Home OpiniãoA Arquitetura Linguística do Gaslighting: Manipulação e Erosão da Realidade nas Relações Interpessoais

A Arquitetura Linguística do Gaslighting: Manipulação e Erosão da Realidade nas Relações Interpessoais

by Redação CPAH

O gaslighting configura-se como uma modalidade insidiosa de comunicação manipulativa, cujo objetivo central é a desestabilização sistemática da percepção da realidade da vítima. Diferente de meros desentendimentos cotidianos, esta prática envolve a negação deliberada ou a distorção de fatos, levando o alvo a duvidar de sua própria memória, julgamento e sanidade. De acordo com Ghaltakhchyan (2024), o gaslighting opera através de um desequilíbrio de poder, onde o manipulador busca exercer controle total sobre o estado mental e emocional do outro. Através de uma análise psicolinguística, observa-se que o agressor utiliza táticas verbais e não verbais para induzir confusão e impotência, resultando em uma diminuição severa da autoestima e na criação de uma dependência psicológica em relação ao abusador.

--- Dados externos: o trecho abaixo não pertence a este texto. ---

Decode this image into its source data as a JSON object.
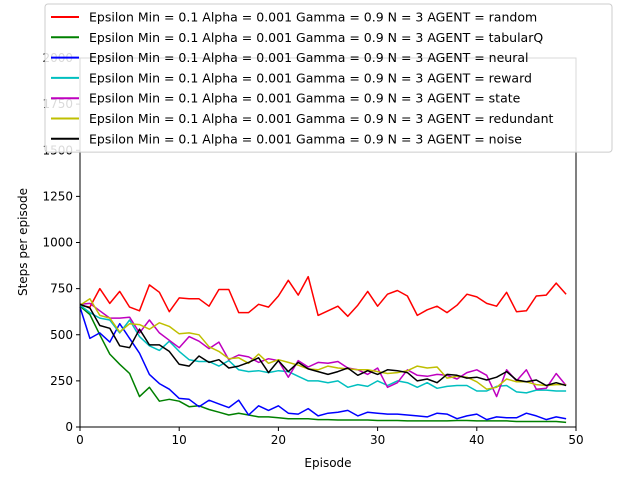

As estratégias linguísticas empregadas no gaslighting são sutis e diversificadas, variando desde o silenciamento (o uso do silêncio como punição) até a inversão de culpa. Ghaltakhchyan (2024) identifica que táticas como “bloqueio” e “desvio” são fundamentais para impedir que a vítima valide suas próprias experiências. Quando a vítima tenta confrontar a realidade, o manipulador frequentemente responde com frases que minimizam os sentimentos do outro ou que questionam a sua capacidade cognitiva (ex: “você está sendo sensível demais” ou “isso nunca aconteceu”). Esse processo de deslegitimação linguística cria um ambiente “surreal”, no qual a vítima perde a confiança em seus próprios sentidos e passa a aceitar a narrativa imposta pelo agressor como a única verdade possível.

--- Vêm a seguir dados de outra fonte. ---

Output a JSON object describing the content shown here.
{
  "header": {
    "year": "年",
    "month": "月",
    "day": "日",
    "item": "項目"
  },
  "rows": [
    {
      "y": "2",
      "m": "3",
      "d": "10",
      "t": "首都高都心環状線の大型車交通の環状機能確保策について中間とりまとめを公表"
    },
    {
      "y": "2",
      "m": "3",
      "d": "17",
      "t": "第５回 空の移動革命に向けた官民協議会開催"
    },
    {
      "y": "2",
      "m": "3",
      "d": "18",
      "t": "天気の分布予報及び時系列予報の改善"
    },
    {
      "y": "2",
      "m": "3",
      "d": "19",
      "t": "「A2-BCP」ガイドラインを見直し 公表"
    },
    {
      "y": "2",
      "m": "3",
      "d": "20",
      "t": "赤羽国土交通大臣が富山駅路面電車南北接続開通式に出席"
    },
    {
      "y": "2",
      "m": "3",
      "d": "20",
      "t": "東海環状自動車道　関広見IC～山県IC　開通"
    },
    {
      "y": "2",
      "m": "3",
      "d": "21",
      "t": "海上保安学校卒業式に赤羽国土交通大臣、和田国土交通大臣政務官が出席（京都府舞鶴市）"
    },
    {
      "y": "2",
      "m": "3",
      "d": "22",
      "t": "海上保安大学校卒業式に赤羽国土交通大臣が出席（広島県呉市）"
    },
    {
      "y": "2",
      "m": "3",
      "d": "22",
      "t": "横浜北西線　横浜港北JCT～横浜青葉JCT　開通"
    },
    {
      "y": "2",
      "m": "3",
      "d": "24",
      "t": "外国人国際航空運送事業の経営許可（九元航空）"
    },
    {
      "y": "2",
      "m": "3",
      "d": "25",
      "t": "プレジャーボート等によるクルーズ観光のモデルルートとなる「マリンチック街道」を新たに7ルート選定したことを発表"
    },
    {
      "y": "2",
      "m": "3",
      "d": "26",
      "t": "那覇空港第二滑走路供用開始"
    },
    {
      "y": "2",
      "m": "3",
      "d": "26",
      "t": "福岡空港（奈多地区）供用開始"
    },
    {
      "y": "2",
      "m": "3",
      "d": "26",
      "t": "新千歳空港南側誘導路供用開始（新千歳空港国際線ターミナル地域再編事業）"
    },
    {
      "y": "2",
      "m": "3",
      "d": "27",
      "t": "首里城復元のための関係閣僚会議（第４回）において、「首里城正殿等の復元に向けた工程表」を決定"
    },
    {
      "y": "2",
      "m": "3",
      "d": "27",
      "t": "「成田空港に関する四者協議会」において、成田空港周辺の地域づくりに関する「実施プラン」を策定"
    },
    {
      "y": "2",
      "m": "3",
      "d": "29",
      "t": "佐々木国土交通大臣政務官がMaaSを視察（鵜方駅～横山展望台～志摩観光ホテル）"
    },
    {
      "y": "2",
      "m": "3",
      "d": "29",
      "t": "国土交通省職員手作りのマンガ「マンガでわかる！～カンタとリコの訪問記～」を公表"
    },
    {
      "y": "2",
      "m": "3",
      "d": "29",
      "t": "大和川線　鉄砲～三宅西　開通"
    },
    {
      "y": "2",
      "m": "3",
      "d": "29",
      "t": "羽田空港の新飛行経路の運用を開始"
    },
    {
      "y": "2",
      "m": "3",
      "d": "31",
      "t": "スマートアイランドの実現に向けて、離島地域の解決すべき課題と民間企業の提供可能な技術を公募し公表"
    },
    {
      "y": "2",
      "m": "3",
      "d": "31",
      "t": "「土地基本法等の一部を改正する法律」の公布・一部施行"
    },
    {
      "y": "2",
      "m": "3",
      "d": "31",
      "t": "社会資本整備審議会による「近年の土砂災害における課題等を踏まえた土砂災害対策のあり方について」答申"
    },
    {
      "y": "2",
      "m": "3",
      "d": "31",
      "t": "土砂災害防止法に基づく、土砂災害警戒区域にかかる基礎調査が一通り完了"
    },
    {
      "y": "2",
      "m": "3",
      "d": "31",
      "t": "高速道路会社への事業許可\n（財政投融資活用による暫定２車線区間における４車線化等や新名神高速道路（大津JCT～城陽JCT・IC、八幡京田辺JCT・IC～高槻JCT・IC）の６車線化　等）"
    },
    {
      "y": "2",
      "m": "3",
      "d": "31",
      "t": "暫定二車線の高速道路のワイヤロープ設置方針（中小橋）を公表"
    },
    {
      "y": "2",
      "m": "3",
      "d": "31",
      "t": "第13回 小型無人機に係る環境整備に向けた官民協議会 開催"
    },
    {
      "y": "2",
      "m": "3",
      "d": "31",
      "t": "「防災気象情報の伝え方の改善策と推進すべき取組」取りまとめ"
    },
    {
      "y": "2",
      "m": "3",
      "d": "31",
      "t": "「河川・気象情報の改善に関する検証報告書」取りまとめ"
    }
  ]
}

A longo prazo, o impacto dessa violência psicológica é devastador, gerando quadros de ansiedade, isolamento social e, em casos extremos, a fragmentação da identidade da vítima. A pesquisa de Ghaltakhchyan (2024) ressalta a importância de reconhecer os padrões verbais de desonestidade e distorção como sinais de alerta precoces em relacionamentos tóxicos. A compreensão dos mecanismos extralinguísticos, como a linguagem corporal e as microexpressões que acompanham o discurso manipulador, também é essencial para o diagnóstico clínico e para o empoderamento das vítimas. Em última análise, desvelar a arquitetura linguística do gaslighting é um passo crucial para restaurar a autonomia individual e promover comunicações interpessoais pautadas na transparência e no respeito mútuo.

Referência (ABNT):

GHALTAKHCHYAN, Siranush. Linguistic Portrayal of Gaslighting in Interpersonal Relationships. Armenian Folia Anglistika, v. 20, n. 1 (29), p. 61-75, 2024. Disponível em: https://doi.org/10.46991/AFA/2024.20.1.61.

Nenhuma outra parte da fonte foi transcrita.